Глава двадцать первая

   — Интервью пойдет в ту часть фильма, которую мы хотим назвать «Любовь и свадьбы», — говорила Джоди.
   Мы сидели у нее на кухне, потому что это была самая темная комната в доме. Окна завесили старыми Дидиными саронгами.
   На сидевшую рядом с Хилари Натали шикали с самого начала фильма, так что она уже слегка дергалась. Диди, поджав ноги, уселась на кухонном столе — точь-в-точь ирландский эльф с прозрачными крылышками. На ней были очки в стиле пятидесятых, и теперь она в порядке разнообразия действительно могла что-то видеть. А одна из женщин, у которых Джоди брала интервью, разлеглась прямо на полу перед проектором и жадно вслушивалась в каждое свое слово. Джоди, конечно, отобрала для просмотра очень странную комиссию. Но, с другой стороны, «Влюбленные женщины» — фильм, рассчитанный на странную аудиторию.

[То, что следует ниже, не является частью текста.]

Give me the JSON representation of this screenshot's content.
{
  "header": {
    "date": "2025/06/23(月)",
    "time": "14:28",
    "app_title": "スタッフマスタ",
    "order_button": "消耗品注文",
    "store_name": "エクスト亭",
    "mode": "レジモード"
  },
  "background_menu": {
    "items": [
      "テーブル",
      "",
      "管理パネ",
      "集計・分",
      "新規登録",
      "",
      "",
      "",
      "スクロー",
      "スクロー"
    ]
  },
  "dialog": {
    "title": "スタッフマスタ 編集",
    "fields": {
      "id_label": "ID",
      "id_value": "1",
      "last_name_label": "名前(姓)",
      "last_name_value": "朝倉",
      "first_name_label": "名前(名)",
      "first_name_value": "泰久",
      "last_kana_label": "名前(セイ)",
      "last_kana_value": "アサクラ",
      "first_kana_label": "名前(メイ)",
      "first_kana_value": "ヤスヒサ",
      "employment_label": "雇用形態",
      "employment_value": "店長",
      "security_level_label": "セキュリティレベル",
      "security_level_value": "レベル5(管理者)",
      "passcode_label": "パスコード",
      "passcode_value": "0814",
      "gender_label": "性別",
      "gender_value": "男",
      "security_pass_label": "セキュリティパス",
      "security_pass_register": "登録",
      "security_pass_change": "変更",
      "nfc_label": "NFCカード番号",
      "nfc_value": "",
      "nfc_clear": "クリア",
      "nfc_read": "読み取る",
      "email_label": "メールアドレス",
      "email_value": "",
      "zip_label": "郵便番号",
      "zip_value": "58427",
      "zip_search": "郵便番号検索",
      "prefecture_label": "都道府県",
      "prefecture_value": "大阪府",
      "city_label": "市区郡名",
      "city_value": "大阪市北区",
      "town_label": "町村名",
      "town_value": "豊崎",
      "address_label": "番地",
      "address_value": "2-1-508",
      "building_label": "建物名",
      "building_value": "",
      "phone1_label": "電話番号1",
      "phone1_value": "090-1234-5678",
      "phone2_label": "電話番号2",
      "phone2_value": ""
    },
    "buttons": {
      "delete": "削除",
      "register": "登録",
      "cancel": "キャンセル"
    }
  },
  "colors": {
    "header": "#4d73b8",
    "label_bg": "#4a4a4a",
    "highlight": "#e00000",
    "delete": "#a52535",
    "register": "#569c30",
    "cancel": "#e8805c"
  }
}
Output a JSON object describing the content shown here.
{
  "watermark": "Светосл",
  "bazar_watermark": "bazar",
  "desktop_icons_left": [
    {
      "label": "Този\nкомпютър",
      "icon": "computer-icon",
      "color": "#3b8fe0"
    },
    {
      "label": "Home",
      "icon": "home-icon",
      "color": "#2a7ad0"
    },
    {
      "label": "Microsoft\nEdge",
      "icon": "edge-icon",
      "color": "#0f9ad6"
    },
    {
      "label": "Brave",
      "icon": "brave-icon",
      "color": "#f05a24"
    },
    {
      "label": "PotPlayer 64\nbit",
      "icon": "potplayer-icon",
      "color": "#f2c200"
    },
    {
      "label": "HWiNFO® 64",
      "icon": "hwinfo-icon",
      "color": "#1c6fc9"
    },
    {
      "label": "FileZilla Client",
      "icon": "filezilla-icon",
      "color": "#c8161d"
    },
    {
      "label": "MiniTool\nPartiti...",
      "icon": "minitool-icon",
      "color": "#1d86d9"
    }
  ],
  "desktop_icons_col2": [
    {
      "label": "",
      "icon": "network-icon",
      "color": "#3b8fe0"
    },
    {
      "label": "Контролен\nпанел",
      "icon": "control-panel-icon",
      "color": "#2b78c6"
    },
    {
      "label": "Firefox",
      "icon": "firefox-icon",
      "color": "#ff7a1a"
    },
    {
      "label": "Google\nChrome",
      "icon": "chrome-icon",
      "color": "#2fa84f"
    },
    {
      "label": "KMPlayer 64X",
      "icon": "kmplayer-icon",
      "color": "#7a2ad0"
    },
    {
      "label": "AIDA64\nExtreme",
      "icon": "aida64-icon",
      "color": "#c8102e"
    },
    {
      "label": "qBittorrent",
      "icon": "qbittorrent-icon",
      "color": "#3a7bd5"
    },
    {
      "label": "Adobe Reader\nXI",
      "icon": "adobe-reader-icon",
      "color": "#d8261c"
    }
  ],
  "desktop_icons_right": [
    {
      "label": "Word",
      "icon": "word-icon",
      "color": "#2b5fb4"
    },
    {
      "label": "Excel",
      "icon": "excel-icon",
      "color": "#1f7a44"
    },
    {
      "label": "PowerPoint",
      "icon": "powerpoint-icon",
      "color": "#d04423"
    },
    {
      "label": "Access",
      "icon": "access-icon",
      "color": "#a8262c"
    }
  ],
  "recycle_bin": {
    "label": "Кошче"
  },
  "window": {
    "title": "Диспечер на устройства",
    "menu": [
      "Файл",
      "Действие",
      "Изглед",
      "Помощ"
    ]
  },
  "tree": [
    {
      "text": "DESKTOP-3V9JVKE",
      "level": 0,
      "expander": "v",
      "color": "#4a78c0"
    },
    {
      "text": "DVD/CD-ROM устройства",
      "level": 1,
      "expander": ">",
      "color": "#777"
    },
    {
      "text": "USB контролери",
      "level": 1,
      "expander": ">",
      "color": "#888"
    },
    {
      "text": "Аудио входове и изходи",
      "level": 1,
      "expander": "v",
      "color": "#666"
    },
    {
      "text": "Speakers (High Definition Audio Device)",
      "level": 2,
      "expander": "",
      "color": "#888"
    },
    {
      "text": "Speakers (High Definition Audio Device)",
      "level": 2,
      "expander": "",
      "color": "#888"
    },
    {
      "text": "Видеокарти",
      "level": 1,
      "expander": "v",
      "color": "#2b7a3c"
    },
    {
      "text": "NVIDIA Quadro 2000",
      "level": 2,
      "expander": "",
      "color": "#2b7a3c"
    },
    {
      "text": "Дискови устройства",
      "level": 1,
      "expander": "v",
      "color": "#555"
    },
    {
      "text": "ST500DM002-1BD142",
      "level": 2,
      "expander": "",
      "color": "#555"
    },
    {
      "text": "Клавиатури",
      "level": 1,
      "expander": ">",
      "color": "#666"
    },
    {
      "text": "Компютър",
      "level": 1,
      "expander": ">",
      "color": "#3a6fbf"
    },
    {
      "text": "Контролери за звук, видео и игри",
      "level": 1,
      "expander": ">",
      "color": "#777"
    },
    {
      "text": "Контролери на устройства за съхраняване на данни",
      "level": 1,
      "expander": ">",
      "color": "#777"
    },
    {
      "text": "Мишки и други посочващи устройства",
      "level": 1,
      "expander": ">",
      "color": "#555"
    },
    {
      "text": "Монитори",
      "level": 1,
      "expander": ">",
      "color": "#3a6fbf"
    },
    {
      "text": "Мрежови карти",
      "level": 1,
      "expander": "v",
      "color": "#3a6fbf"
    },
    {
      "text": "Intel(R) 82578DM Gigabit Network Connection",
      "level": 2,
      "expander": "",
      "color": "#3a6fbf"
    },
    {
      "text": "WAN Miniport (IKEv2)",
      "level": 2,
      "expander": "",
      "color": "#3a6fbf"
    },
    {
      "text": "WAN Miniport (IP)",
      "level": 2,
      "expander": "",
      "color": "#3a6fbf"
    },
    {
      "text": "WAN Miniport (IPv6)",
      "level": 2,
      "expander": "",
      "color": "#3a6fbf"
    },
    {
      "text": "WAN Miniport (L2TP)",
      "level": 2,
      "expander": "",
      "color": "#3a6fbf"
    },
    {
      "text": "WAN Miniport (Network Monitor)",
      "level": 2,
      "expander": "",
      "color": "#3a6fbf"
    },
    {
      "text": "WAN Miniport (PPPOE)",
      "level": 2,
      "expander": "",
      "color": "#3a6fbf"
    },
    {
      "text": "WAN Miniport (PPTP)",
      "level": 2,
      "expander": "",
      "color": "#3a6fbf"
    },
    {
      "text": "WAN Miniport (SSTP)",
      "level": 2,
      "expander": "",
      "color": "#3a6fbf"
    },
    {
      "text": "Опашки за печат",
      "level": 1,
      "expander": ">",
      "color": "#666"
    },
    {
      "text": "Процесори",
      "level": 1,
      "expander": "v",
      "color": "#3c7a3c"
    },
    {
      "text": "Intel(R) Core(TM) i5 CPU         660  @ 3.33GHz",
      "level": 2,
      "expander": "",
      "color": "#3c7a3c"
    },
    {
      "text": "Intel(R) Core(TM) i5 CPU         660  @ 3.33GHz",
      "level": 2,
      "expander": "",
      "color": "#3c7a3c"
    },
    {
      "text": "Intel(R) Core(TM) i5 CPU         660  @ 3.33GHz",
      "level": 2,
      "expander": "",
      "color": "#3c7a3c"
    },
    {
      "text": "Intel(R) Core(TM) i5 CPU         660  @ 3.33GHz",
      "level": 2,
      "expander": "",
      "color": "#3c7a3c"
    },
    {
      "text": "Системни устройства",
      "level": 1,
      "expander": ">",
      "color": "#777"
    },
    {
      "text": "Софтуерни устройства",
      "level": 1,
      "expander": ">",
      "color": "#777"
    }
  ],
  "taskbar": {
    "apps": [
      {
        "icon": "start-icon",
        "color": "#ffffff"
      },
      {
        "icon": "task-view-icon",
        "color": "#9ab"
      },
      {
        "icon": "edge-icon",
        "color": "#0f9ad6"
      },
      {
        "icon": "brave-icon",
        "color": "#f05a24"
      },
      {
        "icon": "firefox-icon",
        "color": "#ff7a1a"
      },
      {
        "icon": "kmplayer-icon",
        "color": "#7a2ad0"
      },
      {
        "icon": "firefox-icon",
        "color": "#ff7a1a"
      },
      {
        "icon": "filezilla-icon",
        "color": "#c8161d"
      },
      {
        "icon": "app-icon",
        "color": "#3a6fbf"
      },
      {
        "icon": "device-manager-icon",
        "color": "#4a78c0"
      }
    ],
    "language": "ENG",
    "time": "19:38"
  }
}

   Джоди взяла на себя всю возню с проектором. Вообще, ею нельзя не восхищаться. Сама написала заявку, отсняла всю пленку, задала все вопросы, а теперь еще и приготовила из сельдерея маленькие лодочки, груженные сыром.
   — Что для вас значит день вашей свадьбы? — спросила Джоди на экране.
   — Смерть, — брякнула перепуганная героиня интервью.
   Я в это время лениво раздумывала, как бы отнесся ко всему этому Пьер Дюбуа. Мы с ним могли бы завести долгий и глупый разговор на тему кино. Если, конечно, позволительно применить слово «разговор» к Интернету. Да, кстати: я ведь так никому об этом и не рассказала.
   Голос Джоди звучал звонко и торжественно.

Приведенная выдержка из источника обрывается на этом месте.